MY GF has an 02 A6, the car runs fine but 2 things wrong. 
1. Window washer fluid leaks out, I don't know if its cracked or not i assume so haven't had the time to take it off.
2. Car says air bag needs to be replaced but how does an air bag go bad when nothing has happened to the car? 
any other common problems that go wrong with the car would be greatly appreciated.
Also pics of your mods on the car would be awesome!


----------



## Snowhere (Jul 27, 2007)

*Re: a6 some problems need help (what1021)*

Airbags are suposed to be replaced after a certain amount of time. Does the code say which bag?


----------



## justinperkins (May 12, 2006)

your washer fluid is probably leaking it where the aux pump feeds the headlight washers
Lift it up, remove the lower engine cover and check it out. It's the large black hose that leaves the fluid resivoir, then goes into a large black plastic cylinder (the aux pump) and then on to the headlight washers in the bumper. There is a T-fitting just after the pump.
You might want to just plug it off and say to hell with the headlight washers.


----------



## GLS-S4 (Jun 6, 2005)

*Re: (justinperkins)*

The headlight washer cylinders are famous for leaking at the seam, esp if the front end has been bumped or someone was too aggressive when removing / installing the bumper.
If the airbag light is for a seat airbag reporting electrical resistance too high etc, try clean the electrical contacts under the seat and see if that helps.


----------



## what1021 (Oct 3, 2004)

*Re: (GLS-S4)*

wow great ideas! im gonna do that cuz your right the washer for the headlights don't even work so its def that! and ill check the codes later on thanks a bunch
any mods pictures of rims and lowering?


----------



## Snowhere (Jul 27, 2007)

*Re: (what1021)*


_Quote, originally posted by *what1021* »_any mods pictures of rims and lowering?

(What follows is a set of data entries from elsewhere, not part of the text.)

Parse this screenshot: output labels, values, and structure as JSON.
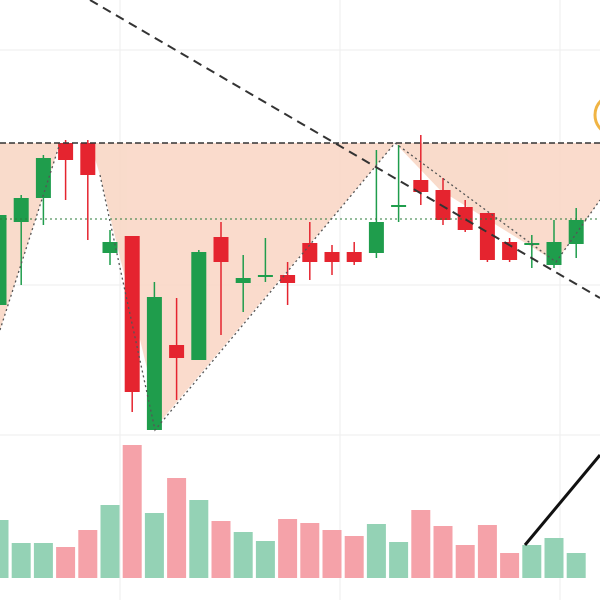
{
  "chart_data": {
    "type": "candlestick",
    "open": [
      295,
      378,
      402,
      457,
      457,
      347,
      364,
      170,
      255,
      240,
      363,
      317,
      323,
      325,
      357,
      348,
      348,
      347,
      393,
      420,
      410,
      393,
      387,
      358,
      355,
      335,
      356
    ],
    "high": [
      390,
      405,
      445,
      460,
      460,
      370,
      364,
      318,
      302,
      350,
      378,
      345,
      362,
      338,
      378,
      355,
      358,
      450,
      455,
      465,
      422,
      400,
      387,
      362,
      365,
      380,
      392
    ],
    "low": [
      295,
      315,
      375,
      400,
      360,
      335,
      188,
      170,
      200,
      240,
      265,
      288,
      318,
      295,
      320,
      325,
      335,
      342,
      378,
      395,
      375,
      368,
      338,
      338,
      332,
      332,
      342
    ],
    "close": [
      385,
      402,
      442,
      440,
      425,
      358,
      208,
      303,
      242,
      348,
      338,
      322,
      325,
      317,
      338,
      338,
      338,
      378,
      395,
      408,
      380,
      370,
      340,
      340,
      357,
      358,
      380
    ],
    "volume": [
      58,
      35,
      35,
      31,
      48,
      73,
      133,
      65,
      100,
      78,
      57,
      46,
      37,
      59,
      55,
      48,
      42,
      54,
      36,
      68,
      52,
      33,
      53,
      25,
      33,
      40,
      25
    ],
    "ylim": [
      0,
      600
    ],
    "volume_lim": [
      0,
      200
    ],
    "up_color": "#1f9d4c",
    "down_color": "#e5242f",
    "up_volume_color": "#94d2b5",
    "down_volume_color": "#f5a2a9"
  }
}
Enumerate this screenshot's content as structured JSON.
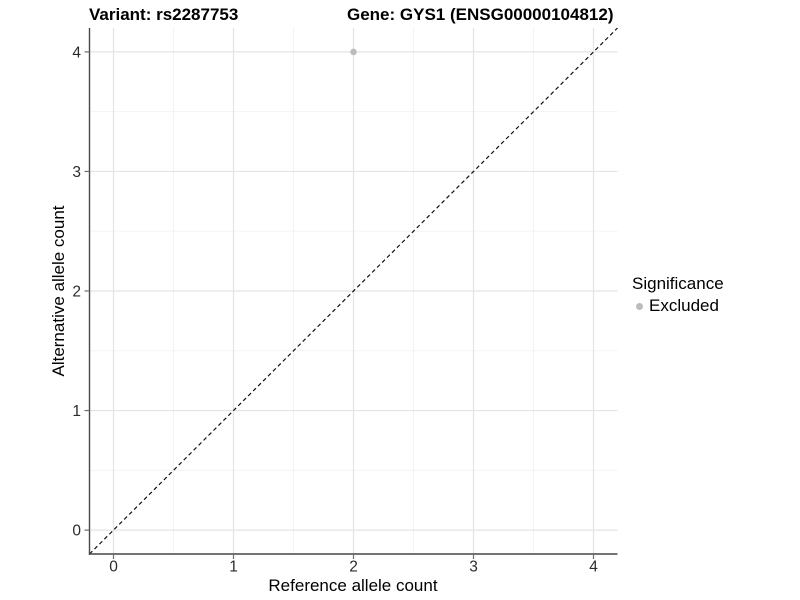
{
  "header": {
    "variant_title": "Variant: rs2287753",
    "gene_title": "Gene: GYS1 (ENSG00000104812)"
  },
  "legend": {
    "title": "Significance",
    "items": [
      {
        "label": "Excluded",
        "color": "#bcbcbc"
      }
    ]
  },
  "chart_data": {
    "type": "scatter",
    "titles": [
      "Variant: rs2287753",
      "Gene: GYS1 (ENSG00000104812)"
    ],
    "xlabel": "Reference allele count",
    "ylabel": "Alternative allele count",
    "xlim": [
      -0.2,
      4.2
    ],
    "ylim": [
      -0.2,
      4.2
    ],
    "x_ticks": [
      0,
      1,
      2,
      3,
      4
    ],
    "y_ticks": [
      0,
      1,
      2,
      3,
      4
    ],
    "grid": "major+minor",
    "legend_position": "right",
    "series": [
      {
        "name": "Excluded",
        "color": "#bcbcbc",
        "points": [
          {
            "x": 2,
            "y": 4
          }
        ]
      }
    ],
    "reference_line": {
      "slope": 1,
      "intercept": 0,
      "style": "dashed",
      "color": "#111111"
    }
  },
  "style": {
    "grid_major": "#e4e4e4",
    "grid_minor": "#f2f2f2",
    "axis_line": "#474747",
    "tick_mark": "#6e6e6e",
    "tick_text": "#2b2b2b",
    "point_radius": 3.3
  }
}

^ http://forums.vwvortex.com/zerothread?id=3581940


----------



## what1021 (Oct 3, 2004)

*Re: (Snowhere)*

wow this is great! now I will scan the car tomorrow hopefully if any1 would wants i would be glad t post up the information i get. It hopefully will help lead me to which parts should be replaced and which ones do not have to. Meaning if its really an air bag that went bad, or its both the control module and the air bag or just a bad connection.


----------